Декабрьское утро выдалось морозным, воздух будто побелел от холода. Тепло одевшись, Аурелия, Мари, Леандр и Жюльен отправились в лес близ Ла-Шемольер – раздобыть дров для Марселины, у которой почти ничего не осталось. Несколько недель назад Леандр сложил поленницу в укромном месте, известном немногим. Работы предстояло много, так что Томас с отцом вызвались помочь, а детишек отправили собирать хворост.
За неделю до этого Антуан уехал переправлять детей на юг и до сих пор не вернулся, хотя должен был приехать еще вчера. Аурелия мрачнела на глазах и, оскальзываясь в грязи, ругалась каждые две минуты.
– Ублюдочные боши! – буркнула она, с размаху усевшись в жижу. – Решили нас вконец унизить.
– Тс-с, потише! – шикнула Мари. – Еще не хватало, чтобы чужие уши услышали.
После оккупации свободной зоны немецкая дивизия и впрямь разместила комендатуру в замке по соседству. Реквизировали несколько домов, один – всего в километре от фермы. Как и в сороковом, военные ввели комендантский час и бесцеремонно нарушали условия снабжения, зачастую попросту обирая фермеров, хотя формально не имели на это права. А тем временем у мясной лавки и бакалеи понуро толпились длинные очереди – люди надеялись урвать жалкий паек мяса или масла.
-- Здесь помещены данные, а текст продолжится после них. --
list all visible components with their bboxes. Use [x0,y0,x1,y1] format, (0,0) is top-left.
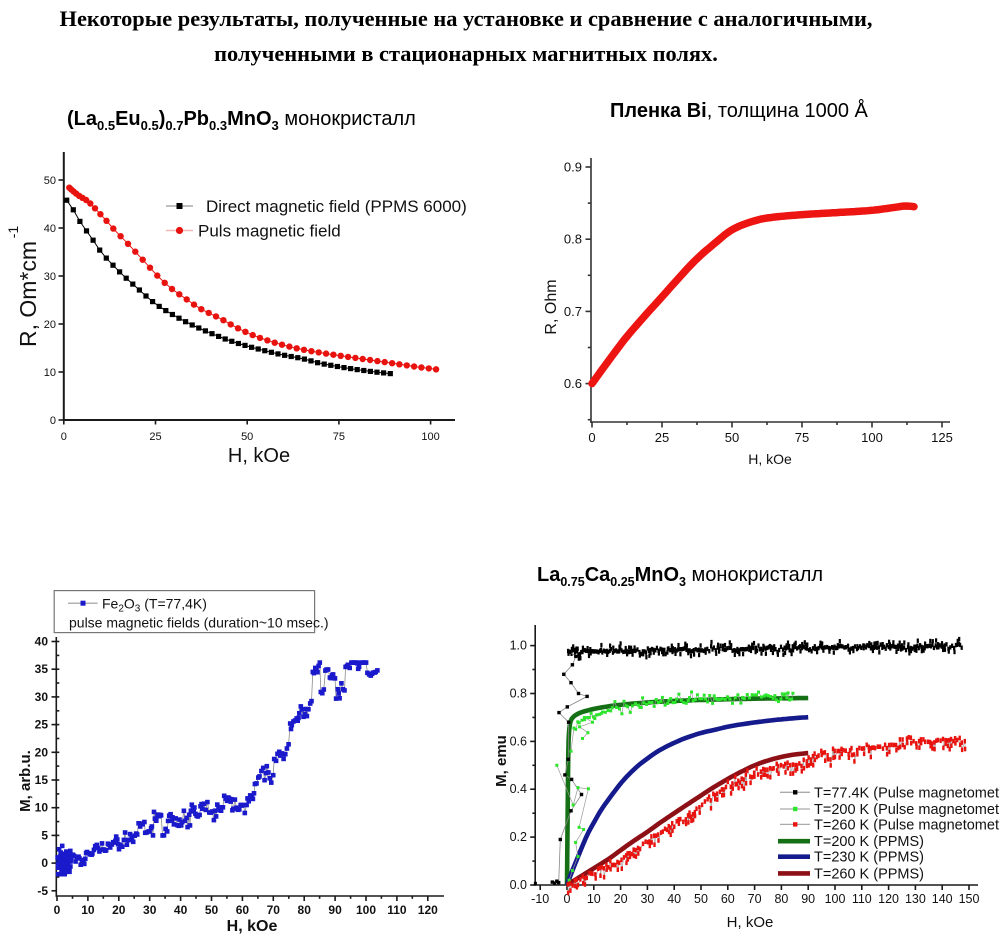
svg-text:80: 80 [298,903,312,917]
svg-text:H, kOe: H, kOe [228,445,290,467]
svg-text:25: 25 [149,431,161,443]
svg-text:pulse magnetic fields (duratio: pulse magnetic fields (duration~10 msec.… [69,615,329,631]
svg-text:R, Om*cm: R, Om*cm [15,241,41,347]
svg-text:H, kOe: H, kOe [748,451,792,467]
svg-text:0.2: 0.2 [510,830,527,844]
svg-text:0: 0 [50,415,56,427]
svg-text:50: 50 [725,430,739,445]
svg-text:120: 120 [418,903,438,917]
svg-text:15: 15 [35,773,49,787]
svg-text:130: 130 [905,892,926,906]
svg-text:H, kOe: H, kOe [727,914,774,931]
svg-text:100: 100 [861,430,883,445]
svg-text:75: 75 [333,431,345,443]
svg-text:0: 0 [61,431,67,443]
svg-text:90: 90 [328,903,342,917]
svg-text:T=260 K (Pulse magnetometr): T=260 K (Pulse magnetometr) [814,817,1000,833]
svg-text:20: 20 [614,892,628,906]
svg-text:0.7: 0.7 [564,304,582,319]
svg-text:0: 0 [41,856,48,870]
svg-text:(La0.5Eu0.5)0.7Pb0.3MnO3 монок: (La0.5Eu0.5)0.7Pb0.3MnO3 монокристалл [67,108,416,133]
svg-text:110: 110 [387,903,407,917]
svg-text:T=77.4K (Pulse magnetometr): T=77.4K (Pulse magnetometr) [814,785,1000,801]
svg-text:120: 120 [878,892,899,906]
svg-text:R, Ohm: R, Ohm [543,279,560,334]
svg-text:полученными в стационарных маг: полученными в стационарных магнитных пол… [214,41,718,66]
svg-text:10: 10 [35,801,49,815]
svg-text:0.8: 0.8 [510,687,527,701]
svg-text:Пленка Bi, толщина 1000 Å: Пленка Bi, толщина 1000 Å [610,99,869,122]
svg-text:0.6: 0.6 [564,376,582,391]
svg-text:0: 0 [54,903,61,917]
svg-text:Puls magnetic field: Puls magnetic field [198,222,341,241]
svg-text:40: 40 [174,903,188,917]
svg-text:0: 0 [588,430,595,445]
svg-text:5: 5 [41,828,48,842]
svg-text:100: 100 [356,903,376,917]
svg-text:0.8: 0.8 [564,232,582,247]
svg-text:50: 50 [241,431,253,443]
svg-text:70: 70 [748,892,762,906]
svg-text:60: 60 [236,903,250,917]
svg-text:0.4: 0.4 [510,782,527,796]
svg-text:50: 50 [205,903,219,917]
svg-text:1.0: 1.0 [510,639,527,653]
svg-text:125: 125 [931,430,953,445]
svg-text:110: 110 [852,892,872,906]
svg-text:0.9: 0.9 [564,160,582,175]
svg-text:M, arb.u.: M, arb.u. [17,750,34,812]
svg-text:10: 10 [44,367,56,379]
svg-text:30: 30 [35,690,49,704]
svg-text:75: 75 [795,430,809,445]
svg-text:10: 10 [587,892,601,906]
svg-text:90: 90 [801,892,815,906]
svg-text:H, kOe: H, kOe [227,918,278,935]
svg-text:-1: -1 [5,226,21,239]
svg-text:100: 100 [825,892,846,906]
svg-text:150: 150 [959,892,980,906]
svg-text:80: 80 [774,892,788,906]
svg-text:140: 140 [932,892,953,906]
svg-text:50: 50 [44,175,56,187]
svg-text:0.6: 0.6 [510,734,527,748]
svg-text:M, emu: M, emu [493,735,510,787]
svg-text:-10: -10 [531,892,549,906]
svg-text:Fe2O3 (T=77,4K): Fe2O3 (T=77,4K) [102,596,207,615]
svg-text:40: 40 [667,892,681,906]
svg-text:0: 0 [564,892,571,906]
svg-text:0.0: 0.0 [510,878,527,892]
svg-text:100: 100 [421,431,439,443]
svg-text:40: 40 [44,223,56,235]
svg-text:25: 25 [655,430,669,445]
svg-text:40: 40 [35,635,49,649]
svg-text:20: 20 [44,319,56,331]
svg-text:-5: -5 [37,884,48,898]
svg-text:Direct magnetic field (PPMS 60: Direct magnetic field (PPMS 6000) [206,197,467,216]
svg-text:70: 70 [267,903,281,917]
svg-text:50: 50 [694,892,708,906]
svg-text:25: 25 [35,718,49,732]
svg-text:T=230 K (PPMS): T=230 K (PPMS) [814,850,924,866]
svg-text:10: 10 [81,903,95,917]
svg-text:T=200 K (Pulse magnetometr): T=200 K (Pulse magnetometr) [814,802,1000,818]
svg-text:T=200 K (PPMS): T=200 K (PPMS) [814,834,924,850]
svg-text:20: 20 [35,745,49,759]
svg-text:30: 30 [143,903,157,917]
svg-text:20: 20 [112,903,126,917]
svg-text:T=260 K (PPMS): T=260 K (PPMS) [814,866,924,882]
svg-text:60: 60 [721,892,735,906]
svg-text:30: 30 [44,271,56,283]
svg-text:La0.75Ca0.25MnO3 монокристалл: La0.75Ca0.25MnO3 монокристалл [537,564,823,589]
svg-text:35: 35 [35,662,49,676]
svg-text:Некоторые результаты, полученн: Некоторые результаты, полученные на уста… [60,6,873,31]
svg-text:30: 30 [640,892,654,906]
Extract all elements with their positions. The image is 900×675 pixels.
Аурелия кипела от возмущения: и это теперь их повседневность?! И почему большинство безропотно мирится с жизнью, полной лишений и страха? Стоило немцам появиться, как на Леви тут же настрочили донос. Бедолагу фермера, который их прятал, расстреляли прямо в поле, а стариков забрали. Предателя так и не вычислили, но Аурелия все больше подозревала Шарля Тардье, который сразу после этой печальной истории испарился из Шатийона. Поговаривали, что теперь он работает на гестапо в Шатору – что, впрочем, никого особенно не удивляло. Типичный прихвостень, готовый услужить фрицам. Толстый Бебер как в воду глядел.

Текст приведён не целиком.